It should come as no surprise that the act of gathering together in an albeit remarkable gesture of solidarity is not enough for us to suddenly shed our social baggage. In fact privilege was raised as a topic which urgently needed to be addressed in the first few days of #OWS, yet this conversation was displaced by the constant state of emergency into which the NYPD was able to throw us. I write this now from Oakland, California, having spent an inspiring night at Oscar Grant Plaza.

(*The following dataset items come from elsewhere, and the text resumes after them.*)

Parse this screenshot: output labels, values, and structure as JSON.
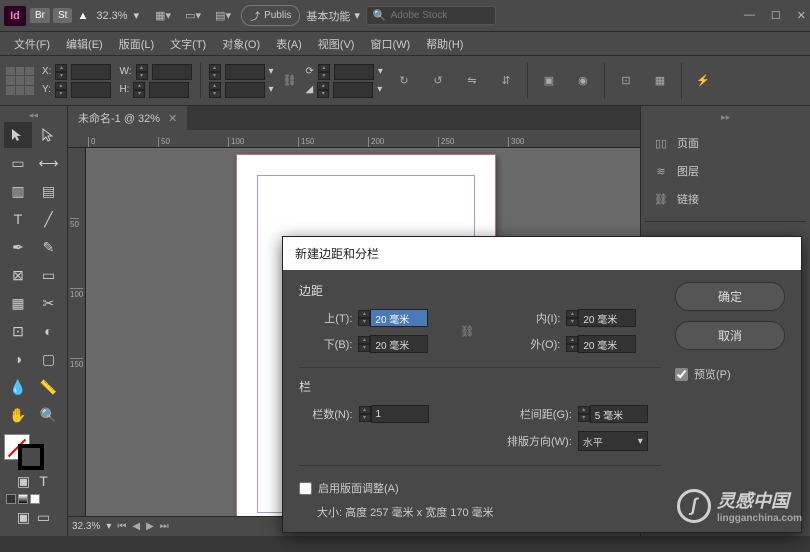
{
  "titlebar": {
    "logo": "Id",
    "br": "Br",
    "st": "St",
    "zoom": "32.3%",
    "publish_label": "Publis",
    "workspace": "基本功能",
    "search_placeholder": "Adobe Stock"
  },
  "menu": {
    "file": "文件(F)",
    "edit": "编辑(E)",
    "layout": "版面(L)",
    "type": "文字(T)",
    "object": "对象(O)",
    "table": "表(A)",
    "view": "视图(V)",
    "window": "窗口(W)",
    "help": "帮助(H)"
  },
  "control": {
    "x": "X:",
    "y": "Y:",
    "w": "W:",
    "h": "H:"
  },
  "doc_tab": "未命名-1 @ 32%",
  "ruler_marks": [
    "0",
    "50",
    "100",
    "150",
    "200",
    "250",
    "300"
  ],
  "ruler_v_marks": [
    "50",
    "100",
    "150"
  ],
  "panels": {
    "pages": "页面",
    "layers": "图层",
    "links": "链接"
  },
  "statusbar": {
    "zoom": "32.3%"
  },
  "dialog": {
    "title": "新建边距和分栏",
    "margins_label": "边距",
    "top": "上(T):",
    "bottom": "下(B):",
    "inside": "内(I):",
    "outside": "外(O):",
    "top_val": "20 毫米",
    "bottom_val": "20 毫米",
    "inside_val": "20 毫米",
    "outside_val": "20 毫米",
    "columns_label": "栏",
    "count": "栏数(N):",
    "count_val": "1",
    "gutter": "栏间距(G):",
    "gutter_val": "5 毫米",
    "direction": "排版方向(W):",
    "direction_val": "水平",
    "enable_layout": "启用版面调整(A)",
    "size": "大小: 高度 257 毫米 x 宽度 170 毫米",
    "ok": "确定",
    "cancel": "取消",
    "preview": "预览(P)"
  },
  "watermark": {
    "text": "灵感中国",
    "url": "lingganchina.com"
  }
}
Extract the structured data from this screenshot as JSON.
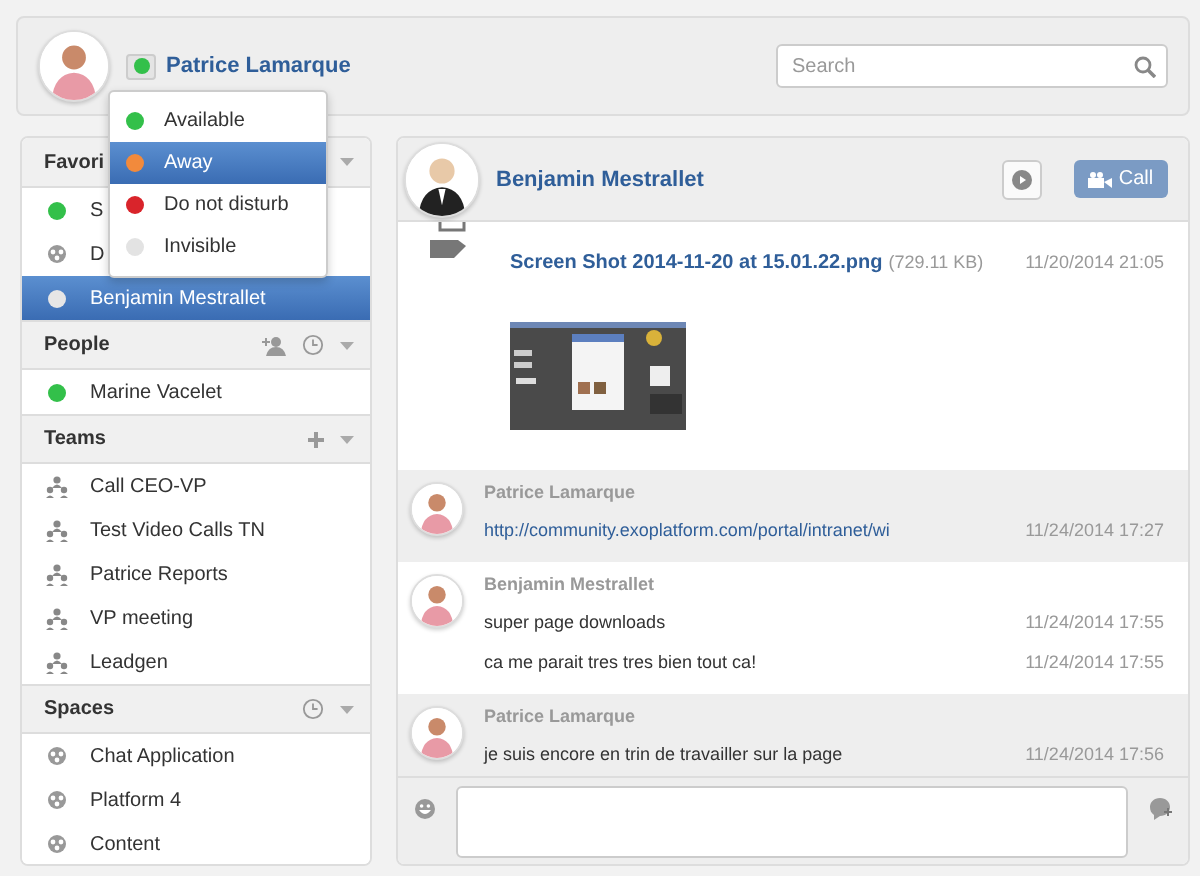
{
  "header": {
    "user_name": "Patrice Lamarque",
    "search": {
      "placeholder": "Search"
    }
  },
  "status_menu": [
    {
      "label": "Available",
      "color": "#33c04a",
      "selected": false
    },
    {
      "label": "Away",
      "color": "#f28a3c",
      "selected": true
    },
    {
      "label": "Do not disturb",
      "color": "#d9242b",
      "selected": false
    },
    {
      "label": "Invisible",
      "color": "#e3e3e3",
      "selected": false
    }
  ],
  "sidebar": {
    "sections": [
      {
        "title": "Favori",
        "items": [
          {
            "label": "S",
            "kind": "status",
            "color": "#33c04a",
            "selected": false
          },
          {
            "label": "D",
            "kind": "space",
            "selected": false
          },
          {
            "label": "Benjamin Mestrallet",
            "kind": "status",
            "color": "#e6e6e6",
            "selected": true
          }
        ]
      },
      {
        "title": "People",
        "tools": [
          {
            "kind": "add-person"
          },
          {
            "kind": "history"
          }
        ],
        "items": [
          {
            "label": "Marine Vacelet",
            "kind": "status",
            "color": "#33c04a",
            "selected": false
          }
        ]
      },
      {
        "title": "Teams",
        "tools": [
          {
            "kind": "add"
          }
        ],
        "items": [
          {
            "label": "Call CEO-VP",
            "kind": "team",
            "selected": false
          },
          {
            "label": "Test Video Calls TN",
            "kind": "team",
            "selected": false
          },
          {
            "label": "Patrice Reports",
            "kind": "team",
            "selected": false
          },
          {
            "label": "VP meeting",
            "kind": "team",
            "selected": false
          },
          {
            "label": "Leadgen",
            "kind": "team",
            "selected": false
          }
        ]
      },
      {
        "title": "Spaces",
        "tools": [
          {
            "kind": "history"
          }
        ],
        "items": [
          {
            "label": "Chat Application",
            "kind": "space",
            "selected": false
          },
          {
            "label": "Platform 4",
            "kind": "space",
            "selected": false
          },
          {
            "label": "Content",
            "kind": "space",
            "selected": false
          }
        ]
      }
    ]
  },
  "conversation": {
    "title": "Benjamin Mestrallet",
    "buttons": [
      {
        "kind": "play"
      },
      {
        "kind": "call",
        "label": "Call"
      }
    ],
    "messages": [
      {
        "kind": "file",
        "shaded": false,
        "file_name": "Screen Shot 2014-11-20 at 15.01.22.png",
        "file_size": "(729.11 KB)",
        "time": "11/20/2014 21:05"
      },
      {
        "kind": "text",
        "shaded": true,
        "author": "Patrice Lamarque",
        "lines": [
          {
            "kind": "link",
            "text": "http://community.exoplatform.com/portal/intranet/wi",
            "time": "11/24/2014 17:27"
          }
        ]
      },
      {
        "kind": "text",
        "shaded": false,
        "author": "Benjamin Mestrallet",
        "lines": [
          {
            "kind": "text",
            "text": "super page downloads",
            "time": "11/24/2014 17:55"
          },
          {
            "kind": "text",
            "text": "ca me parait tres tres bien tout ca!",
            "time": "11/24/2014 17:55"
          }
        ]
      },
      {
        "kind": "text",
        "shaded": true,
        "author": "Patrice Lamarque",
        "lines": [
          {
            "kind": "text",
            "text": "je suis encore en trin de travailler sur la page",
            "time": "11/24/2014 17:56"
          }
        ]
      }
    ]
  }
}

New York has always been a place for people who wish to be discovered to flock. I should have expected that some would come to Liberty Plaza for that reason as well. In the month that I spent there, I heard such statements as "I'm pretty big on youtube," "Yeah, [I made this thing] ... it's pretty viral," and "I'm blowing up on twitter" at least 3 times an hour. (Of course I never saw any of the people making such claims in the kitchen, cleaning up, or doing security rounds.)
Oscar Grant Plaza has no lack of poets, musicians, writers, and myriad other talent but this out-pouring of creative voices is not so laden with self-advertising. It's true that I haven't been here as long, but were I at Liberty Plaza I would already have seen plentiful evidence of rampant, exploitive narcissism and so I can at least say that it does not permeate the atmosphere in Oakland so severely.
But what does this have to do with privilege? The expectation that one ought to be able to arrive on scene at a space where citizens converge to cry out for social justice and equality and receive special attention and applause for clever shticks betrays a certain amount of entitlement. It shows that listening is not what you came here to do. It shows that listening is not something you have had to consider doing much at all, perhaps. It shows that listening is what you need to learn.
There is privilege amongst the people, and it needs to be addressed. I haven't even mentioned occurences of racist, sexist, and homophobic speech & behavior at #OWS yet. I'll save that for another diary.